O dispositivo reconhece, de modo implícito, que o resultado proveitoso em licitações e contratações administrativas depende das soluções de gestão consagradas pela autoridade máxima.
Os defeitos e as falhas verificados em situações concretas podem ser prevenidos e evitados mediante a adoção das melhores práticas por parte da autoridade máxima.
As exigências consagradas no art. 7° devem ser obrigatoriamente observadas pela autoridade máxima. Falhas, defeitos e infrações às determinações desse dispositivo, ainda, que decorrentes da atuação individual e concreta de um agente público subordinado, podem acarretar responsabilidade pessoal da autoridade máxima.
A ausência da implantação da gestão por competências no âmbito do órgão ou da entidade, a inobservância da separação de funções e a designação de agentes sem a observância das imposições do art. 7° configuram infração a dever legal expresso. A configuração dessa infração independe da consumação de dano ao patrimônio da Administração, eis que se trata de ilícito formal. A consumação de algum dano patrimonial impõe o agravamento do sancionamento, mas não se constitui em requisito para tanto.”[3]

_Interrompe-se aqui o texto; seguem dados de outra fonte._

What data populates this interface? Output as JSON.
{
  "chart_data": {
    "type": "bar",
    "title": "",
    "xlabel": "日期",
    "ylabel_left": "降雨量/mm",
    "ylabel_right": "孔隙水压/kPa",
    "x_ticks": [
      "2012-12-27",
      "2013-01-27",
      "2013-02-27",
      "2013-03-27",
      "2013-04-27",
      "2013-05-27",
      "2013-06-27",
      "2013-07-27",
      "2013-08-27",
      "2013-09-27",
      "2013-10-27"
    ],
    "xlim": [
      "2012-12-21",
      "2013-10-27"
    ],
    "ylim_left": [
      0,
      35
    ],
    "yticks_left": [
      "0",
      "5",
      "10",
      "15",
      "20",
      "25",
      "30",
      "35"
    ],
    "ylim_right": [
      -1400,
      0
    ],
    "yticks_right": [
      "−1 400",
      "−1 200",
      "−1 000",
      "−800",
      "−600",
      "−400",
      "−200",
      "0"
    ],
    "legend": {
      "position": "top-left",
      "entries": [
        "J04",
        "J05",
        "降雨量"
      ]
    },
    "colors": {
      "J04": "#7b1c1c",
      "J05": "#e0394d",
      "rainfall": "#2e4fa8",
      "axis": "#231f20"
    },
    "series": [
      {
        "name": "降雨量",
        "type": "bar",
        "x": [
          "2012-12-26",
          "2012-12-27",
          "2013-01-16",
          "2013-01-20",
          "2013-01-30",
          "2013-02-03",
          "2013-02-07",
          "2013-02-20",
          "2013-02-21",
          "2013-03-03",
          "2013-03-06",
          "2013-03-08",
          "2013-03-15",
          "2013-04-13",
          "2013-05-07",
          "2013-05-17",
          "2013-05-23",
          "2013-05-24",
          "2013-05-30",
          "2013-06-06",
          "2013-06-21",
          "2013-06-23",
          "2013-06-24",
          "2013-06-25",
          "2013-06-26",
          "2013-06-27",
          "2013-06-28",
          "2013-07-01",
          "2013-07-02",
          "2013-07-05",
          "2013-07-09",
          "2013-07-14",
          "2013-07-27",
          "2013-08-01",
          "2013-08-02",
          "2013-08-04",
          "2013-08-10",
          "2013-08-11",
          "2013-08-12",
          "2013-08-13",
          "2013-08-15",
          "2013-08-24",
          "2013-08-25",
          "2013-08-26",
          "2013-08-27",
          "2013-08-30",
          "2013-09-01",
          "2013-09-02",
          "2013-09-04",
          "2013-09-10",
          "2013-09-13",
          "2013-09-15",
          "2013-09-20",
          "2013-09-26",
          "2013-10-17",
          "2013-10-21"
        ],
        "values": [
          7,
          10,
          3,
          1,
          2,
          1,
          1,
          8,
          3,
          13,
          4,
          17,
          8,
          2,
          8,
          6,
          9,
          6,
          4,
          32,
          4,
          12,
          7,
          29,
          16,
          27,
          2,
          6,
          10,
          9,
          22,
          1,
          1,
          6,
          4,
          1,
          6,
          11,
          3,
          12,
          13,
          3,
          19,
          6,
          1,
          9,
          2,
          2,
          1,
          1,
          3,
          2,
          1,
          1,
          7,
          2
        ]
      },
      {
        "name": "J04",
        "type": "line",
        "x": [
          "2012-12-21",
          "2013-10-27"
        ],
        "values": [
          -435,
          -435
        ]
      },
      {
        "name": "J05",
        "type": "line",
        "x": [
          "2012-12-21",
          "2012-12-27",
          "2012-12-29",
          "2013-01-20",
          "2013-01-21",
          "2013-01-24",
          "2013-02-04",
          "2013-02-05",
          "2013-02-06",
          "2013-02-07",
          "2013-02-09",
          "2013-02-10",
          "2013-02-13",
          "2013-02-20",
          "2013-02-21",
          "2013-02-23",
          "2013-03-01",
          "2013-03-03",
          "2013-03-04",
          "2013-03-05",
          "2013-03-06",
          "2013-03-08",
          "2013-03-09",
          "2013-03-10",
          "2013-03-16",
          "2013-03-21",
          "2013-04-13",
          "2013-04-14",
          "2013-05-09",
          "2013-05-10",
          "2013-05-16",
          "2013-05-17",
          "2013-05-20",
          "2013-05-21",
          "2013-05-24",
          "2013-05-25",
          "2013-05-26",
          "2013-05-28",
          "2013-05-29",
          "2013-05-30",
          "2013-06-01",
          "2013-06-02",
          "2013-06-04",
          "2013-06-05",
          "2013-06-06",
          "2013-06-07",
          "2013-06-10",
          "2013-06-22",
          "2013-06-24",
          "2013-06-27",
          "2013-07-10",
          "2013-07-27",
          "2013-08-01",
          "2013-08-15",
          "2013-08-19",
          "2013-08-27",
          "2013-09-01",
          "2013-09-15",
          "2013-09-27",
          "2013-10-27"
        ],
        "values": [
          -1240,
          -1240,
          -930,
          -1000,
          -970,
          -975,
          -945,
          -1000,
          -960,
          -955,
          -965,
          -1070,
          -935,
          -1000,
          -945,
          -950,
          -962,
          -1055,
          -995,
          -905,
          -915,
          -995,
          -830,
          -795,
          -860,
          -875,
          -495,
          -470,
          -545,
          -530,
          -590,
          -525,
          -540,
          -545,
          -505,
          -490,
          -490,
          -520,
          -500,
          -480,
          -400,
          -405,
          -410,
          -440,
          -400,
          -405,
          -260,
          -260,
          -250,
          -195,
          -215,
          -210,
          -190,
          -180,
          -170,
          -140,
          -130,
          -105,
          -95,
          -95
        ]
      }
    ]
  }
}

[1] A respeito Marçal Justen Filho aduz: “A expressão “preferencialmente” não significa a liberação da autoridade máxima (ou quem lhe fizer as vezes) para indicar agentes públicos que não preencham os requisitos do inc. I. A Lei impõe uma preferência, a ser observada de modo objetivo e rigoroso. Ou seja, somente caberá indicar sujeito que não atenda aos requisitos do inc. I quando se verificar a inviabilidade ou a frustração da solução consagrada no dispositivo”. (JUSTEN FILHO, Marçal. Comentários à Lei de Licitações e contratações administrativas: lei 14.133/2021, São Paulo: Thomson Reuters Brasil, 2021, p. 201)
[2] JUSTEN FILHO, Marçal. Comentários à Lei de Licitações e contratações administrativas: lei 14.133/2021, São Paulo: Thomson Reuters Brasil, 2021, p. 196.
[3] JUSTEN FILHO, Marçal. Comentários à Lei de Licitações e contratações administrativas: lei 14.133/2021, São Paulo: Thomson Reuters Brasil, 2021, p. 195.